Comment by maccard

1 day ago

I think you’re fixating on the very specific example. Imagine if instead of 2 + 2 it was multiplying arrays of large matrices. The compiler or runtime would be smart enough to figure out if it’s worth dispatching the parallelism or not for you. Basically auto vectorisation but for parallelism

Notably - in most cases, there is no way the compiler can know which of these scenarios are going to happen at compile time.

At runtime, the CPU can figure it out though, eh?

  • I mean, theoretically it's possible. A super basic example would be if the data is known at compile time, it could be auto-parallelized, e.g.

        int buf_size = 10000000;
        auto vec = make_large_array(buf_size);
        for (const auto& val : vec)
        {
            do_expensive_thing(val);
        }
    

    this could clearly be parallelised. In a C++ world that doesn't exist, we can see that it's valid.
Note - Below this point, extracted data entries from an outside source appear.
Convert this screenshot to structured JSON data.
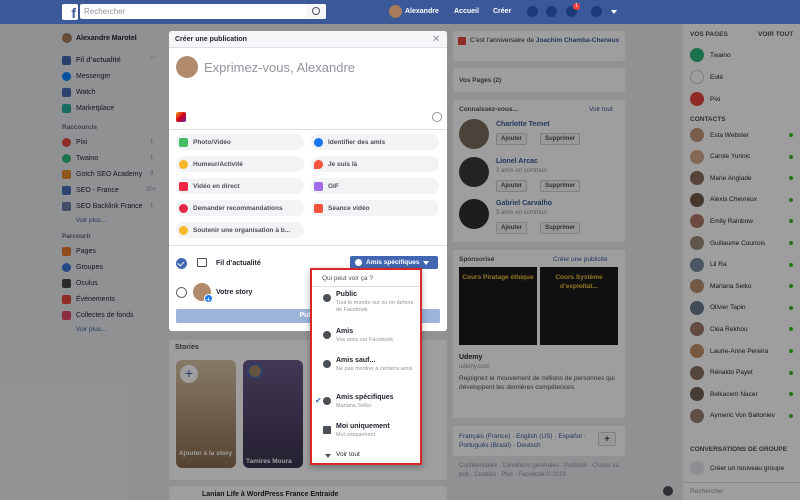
{
  "topbar": {
    "search_placeholder": "Rechercher",
    "user": "Alexandre",
    "home": "Accueil",
    "create": "Créer",
    "notif_count": "1"
  },
  "left": {
    "profile": "Alexandre Marotel",
    "items": [
      {
        "label": "Fil d’actualité",
        "more": "···"
      },
      {
        "label": "Messenger"
      },
      {
        "label": "Watch"
      },
      {
        "label": "Marketplace"
      }
    ],
    "shortcuts_title": "Raccourcis",
    "shortcuts": [
      {
        "label": "Pixi",
        "count": "1"
      },
      {
        "label": "Twaino",
        "count": "1"
      },
      {
        "label": "Gotch SEO Academy",
        "count": "9"
      },
      {
        "label": "SEO - France",
        "count": "20+"
      },
      {
        "label": "SEO Backlink France",
        "count": "1"
      }
    ],
    "seemore1": "Voir plus...",
    "explore_title": "Parcourir",
    "explore": [
      {
        "label": "Pages"
      },
      {
        "label": "Groupes"
      },
      {
        "label": "Oculus"
      },
      {
        "label": "Évènements"
      },
      {
        "label": "Collectes de fonds"
      }
    ],
    "seemore2": "Voir plus..."
  },
  "modal": {
    "title": "Créer une publication",
    "placeholder": "Exprimez-vous, Alexandre",
    "actions": [
      "Photo/Vidéo",
      "Identifier des amis",
      "Humeur/Activité",
      "Je suis là",
      "Vidéo en direct",
      "GIF",
      "Demander recommandations",
      "Séance vidéo",
      "Soutenir une organisation à b..."
    ],
    "feed_label": "Fil d’actualité",
    "story_label": "Votre story",
    "audience_button": "Amis spécifiques",
    "share_label": "Publi"
  },
  "dropdown": {
    "header": "Qui peut voir ça ?",
    "options": [
      {
        "title": "Public",
        "sub": "Tout le monde sur ou en dehors de Facebook"
      },
      {
        "title": "Amis",
        "sub": "Vos amis sur Facebook"
      },
      {
        "title": "Amis sauf...",
        "sub": "Ne pas montrer à certains amis"
      },
      {
        "title": "Amis spécifiques",
        "sub": "Mariana Selko"
      },
      {
        "title": "Moi uniquement",
        "sub": "Moi uniquement"
      }
    ],
    "see_all": "Voir tout"
  },
  "stories": {
    "title": "Stories",
    "add": "Ajouter à la story",
    "person": "Tamires Moura"
  },
  "post_preview": "Lanian Life à WordPress France Entraide",
  "mid_right": {
    "birthday_prefix": "C’est l’anniversaire de ",
    "birthday_name": "Joachim Chamba-Cheneux",
    "pages_title": "Vos Pages (2)",
    "pymk_title": "Connaissez-vous...",
    "see_all": "Voir tout",
    "people": [
      {
        "name": "Charlotte Ternet",
        "mutual": "",
        "add": "Ajouter",
        "remove": "Supprimer"
      },
      {
        "name": "Lionel Arcac",
        "mutual": "3 amis en commun",
        "add": "Ajouter",
        "remove": "Supprimer"
      },
      {
        "name": "Gabriel Carvalho",
        "mutual": "3 amis en commun",
        "add": "Ajouter",
        "remove": "Supprimer"
      }
    ],
    "sponsored_title": "Sponsorisé",
    "create_ad": "Créer une publicité",
    "ad1": "Cours Piratage éthique",
    "ad2": "Cours Système d’exploitat...",
    "ad_name": "Udemy",
    "ad_url": "udemy.com",
    "ad_text": "Rejoignez le mouvement de millions de personnes qui développent les dernières compétences.",
    "languages": "Français (France) · English (US) · Español · Português (Brasil) · Deutsch",
    "footer": "Confidentialité · Conditions générales · Publicité · Choisir sa pub · Cookies · Plus · Facebook © 2019"
  },
  "right": {
    "pages_title": "VOS PAGES",
    "see_all": "VOIR TOUT",
    "pages": [
      "Twaino",
      "Eolé",
      "Pixi"
    ],
    "contacts_title": "CONTACTS",
    "contacts": [
      "Esta Webster",
      "Carole Yurinic",
      "Marie Anglade",
      "Alexis Chevreux",
      "Emily Rainbow",
      "Guillaume Courtois",
      "Lil Ra",
      "Mariana Selko",
      "Olivier Tapin",
      "Cléa Rekhou",
      "Laurie-Anne Pereira",
      "Rénaldo Payet",
      "Belkacem Nacer",
      "Aymeric Von Baltoniev"
    ],
    "group_title": "CONVERSATIONS DE GROUPE",
    "new_group": "Créer un nouveau groupe",
    "search": "Rechercher"
  },
  "colors": {
    "topbar": "#3b5998",
    "accent": "#4267b2",
    "highlight": "#d72828"
  }
}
    If I replace it with int buf_size = 10000000; cin >> buf_size; auto vec = make_large_array(buf_size); for (const auto& val : vec) { do_expensive_thing(val); }

    the compiler could generate some code that looks like: if buf_size >= SOME_LARGE_THRESHOLD { DO_IN_PARALLEL } else { DO_SERIAL }

    With some background logic for managing threads, etc. In a C++-style world where "control" is important it likely wouldn't fly, but if this was python...

        arr_size = 10000000
        buf = [None] * arr_size
        for x in buf:
            do_expensive_thing(x)
    

    could be parallelised at compile time.